Thursday, May 31, 2018

Today’s Scripture Reading | Matthew 13:24–30

He put before them another parable: “The kingdom of heaven may be compared to someone who sowed good seed in his field; but while everybody was asleep, an enemy came and sowed weeds among the wheat, and then went away. So when the plants came up and bore grain, then the weeds appeared as well. And the slaves of the householder came and said to him, ‘Master, did you not sow good seed in your field? Where, then, did these weeds come from?’ He answered, ‘An enemy has done this.’ The slaves said to him, ‘Then do you want us to go and gather them?’ But he replied, ‘No; for in gathering the weeds you would uproot the wheat along with them. Let both of them grow together until the harvest; and at harvest time I will tell the reapers, Collect the weeds first and bind them in bundles to be burned, but gather the wheat into my barn.’” (NRSV)

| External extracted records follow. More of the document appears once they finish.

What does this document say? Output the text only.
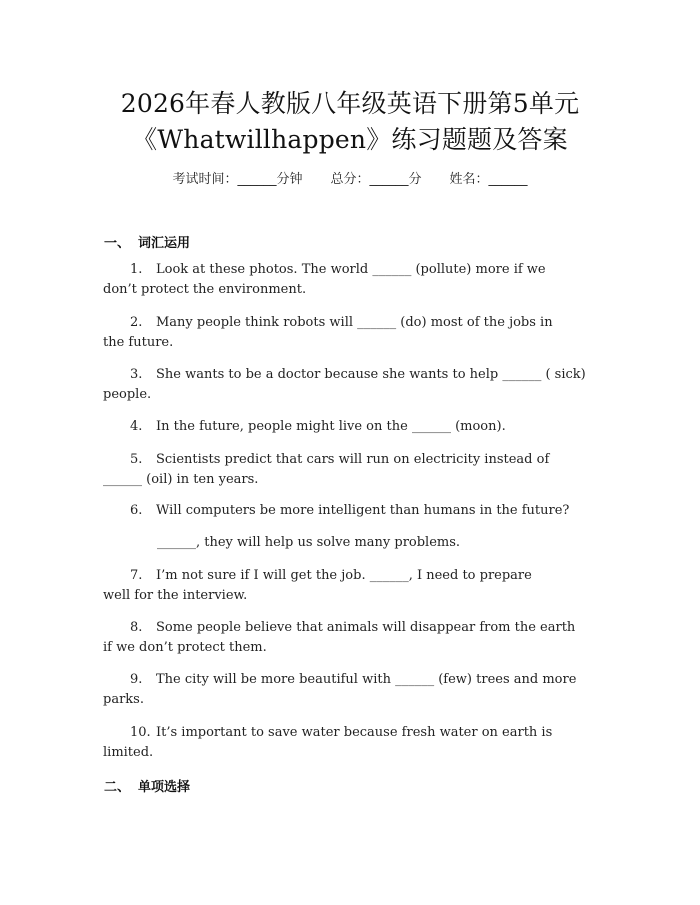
2026年春人教版八年级英语下册第5单元
《Whatwillhappen》练习题题及答案
考试时间：______分钟 总分：______分 姓名：______
一、 词汇运用
1. Look at these photos. The world ______ (pollute) more if we
don’t protect the environment.
2. Many people think robots will ______ (do) most of the jobs in
the future.
3. She wants to be a doctor because she wants to help ______ ( sick)
people.
4. In the future, people might live on the ______ (moon).
5. Scientists predict that cars will run on electricity instead of
______ (oil) in ten years.
6. Will computers be more intelligent than humans in the future?
______, they will help us solve many problems.
7. I’m not sure if I will get the job. ______, I need to prepare
well for the interview.
8. Some people believe that animals will disappear from the earth
if we don’t protect them.
9. The city will be more beautiful with ______ (few) trees and more
parks.
10. It’s important to save water because fresh water on earth is
limited.
二、 单项选择
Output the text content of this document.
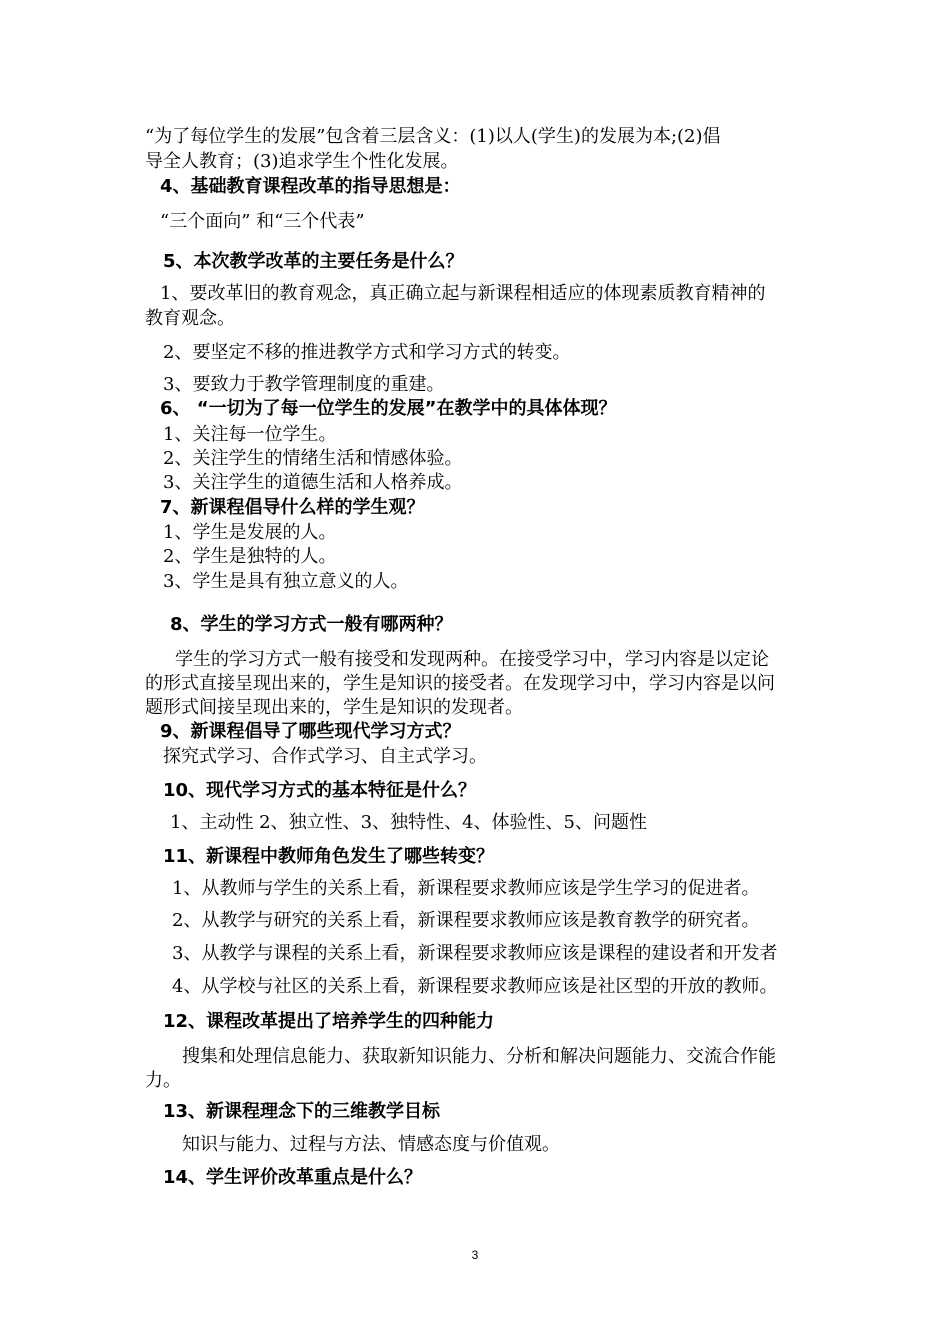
“为了每位学生的发展”包含着三层含义：(1)以人(学生)的发展为本;(2)倡
导全人教育；(3)追求学生个性化发展。
4、基础教育课程改革的指导思想是：
“三个面向” 和“三个代表”
5、本次教学改革的主要任务是什么？
1、要改革旧的教育观念，真正确立起与新课程相适应的体现素质教育精神的
教育观念。
2、要坚定不移的推进教学方式和学习方式的转变。
3、要致力于教学管理制度的重建。
6、 “一切为了每一位学生的发展”在教学中的具体体现？
1、关注每一位学生。
2、关注学生的情绪生活和情感体验。
3、关注学生的道德生活和人格养成。
7、新课程倡导什么样的学生观？
1、学生是发展的人。
2、学生是独特的人。
3、学生是具有独立意义的人。
8、学生的学习方式一般有哪两种？
学生的学习方式一般有接受和发现两种。在接受学习中，学习内容是以定论
的形式直接呈现出来的，学生是知识的接受者。在发现学习中，学习内容是以问
题形式间接呈现出来的，学生是知识的发现者。
9、新课程倡导了哪些现代学习方式？
探究式学习、合作式学习、自主式学习。
10、现代学习方式的基本特征是什么？
1、主动性 2、独立性、3、独特性、4、体验性、5、问题性
11、新课程中教师角色发生了哪些转变？
1、从教师与学生的关系上看，新课程要求教师应该是学生学习的促进者。
2、从教学与研究的关系上看，新课程要求教师应该是教育教学的研究者。
3、从教学与课程的关系上看，新课程要求教师应该是课程的建设者和开发者
4、从学校与社区的关系上看，新课程要求教师应该是社区型的开放的教师。
12、课程改革提出了培养学生的四种能力
搜集和处理信息能力、获取新知识能力、分析和解决问题能力、交流合作能
力。
13、新课程理念下的三维教学目标
知识与能力、过程与方法、情感态度与价值观。
14、学生评价改革重点是什么？
3
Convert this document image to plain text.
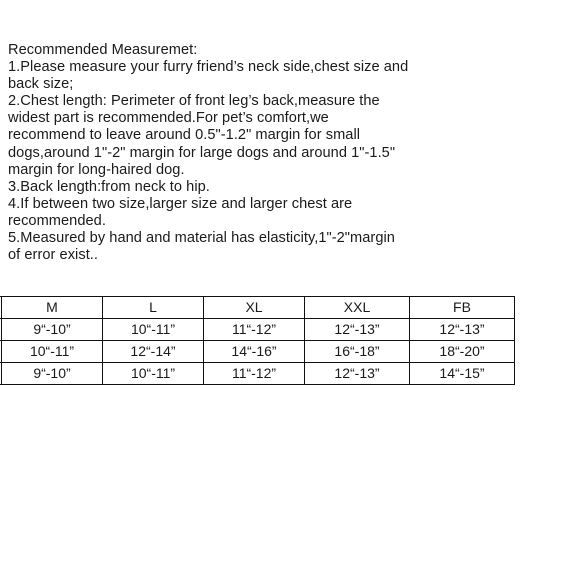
Recommended Measuremet:
1.Please measure your furry friend’s neck side,chest size and
back size;
2.Chest length: Perimeter of front leg’s back,measure the
widest part is recommended.For pet’s comfort,we
recommend to leave around 0.5"-1.2" margin for small
dogs,around 1"-2" margin for large dogs and around 1"-1.5"
margin for long-haired dog.
3.Back length:from neck to hip.
4.If between two size,larger size and larger chest are
recommended.
5.Measured by hand and material has elasticity,1"-2"margin
of error exist..
	M	L	XL	XXL	FB
	9“-10”	10“-11”	11“-12”	12“-13”	12“-13”
	10“-11”	12“-14”	14“-16”	16“-18”	18“-20”
	9“-10”	10“-11”	11“-12”	12“-13”	14“-15”
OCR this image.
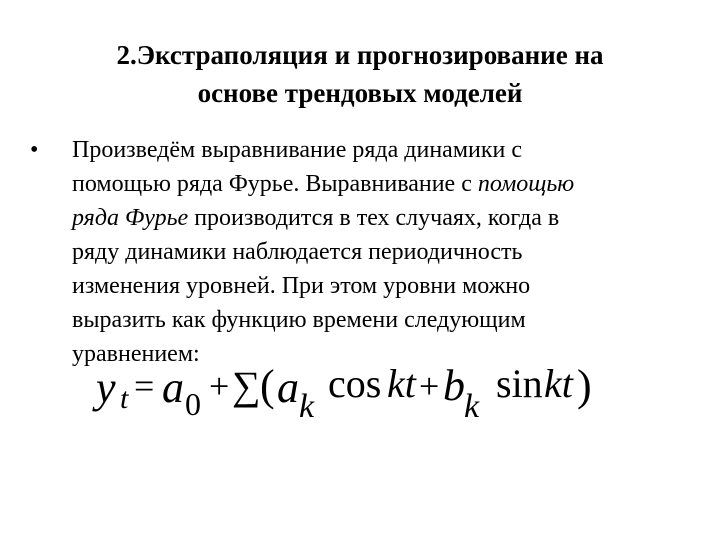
2.Экстраполяция и прогнозирование на
основе трендовых моделей
•	Произведём выравнивание ряда динамики с
помощью ряда Фурье. Выравнивание с помощью
ряда Фурье производится в тех случаях, когда в
ряду динамики наблюдается периодичность
изменения уровней. При этом уровни можно
выразить как функцию времени следующим
уравнением:
y t = a 0 + ∑ ( a k
cos kt + b k
sin kt )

If you have ever owned a lawn, you know how stubbornly persistent and obnoxious weeds can be. Every spring, despite all of our collective efforts to remove them the previous year, the weeds seemingly arrive en masse, spreading quickly if we don’t get on top of them again. I swear I’ve said something awfully similar to verse 27 before: “Did I not sow good seed in my [yard]? Where, then, did these weeds come from?”

Jesus’ words, however, go well beyond basic lawn care. As in the similar parable of the sower, Jesus is using these agrarian metaphors to describe his message taking root in the hearts of his disciples, followers, and other hearers of the gospel. Merely hearing these words leaves no guarantee of them bearing fruit, and it may even be difficult to distinguish the good growth from the bad at times. Perhaps, like most lawns or farms, we all carry some mixture of weeds and wheat within us, and we are thus tasked with the difficult work of trying to remove these unwanted aspects of our behavior and identity from within us.

We are never a finished product, of course. To finish torturing the metaphor, we will all go through different seasons and times of growth in our lives, and we will always need to remain vigilant in tending to ourselves. But with careful, routine practice—and through opening ourselves up to listen for God’s call in our lives—we can experience the joy of God’s word taking root in our lives.

Almighty God, may you help to foster good growth within my life, challenging me to pull weeds when needed and always keeping me open to your spirit at work in and through me. Amen.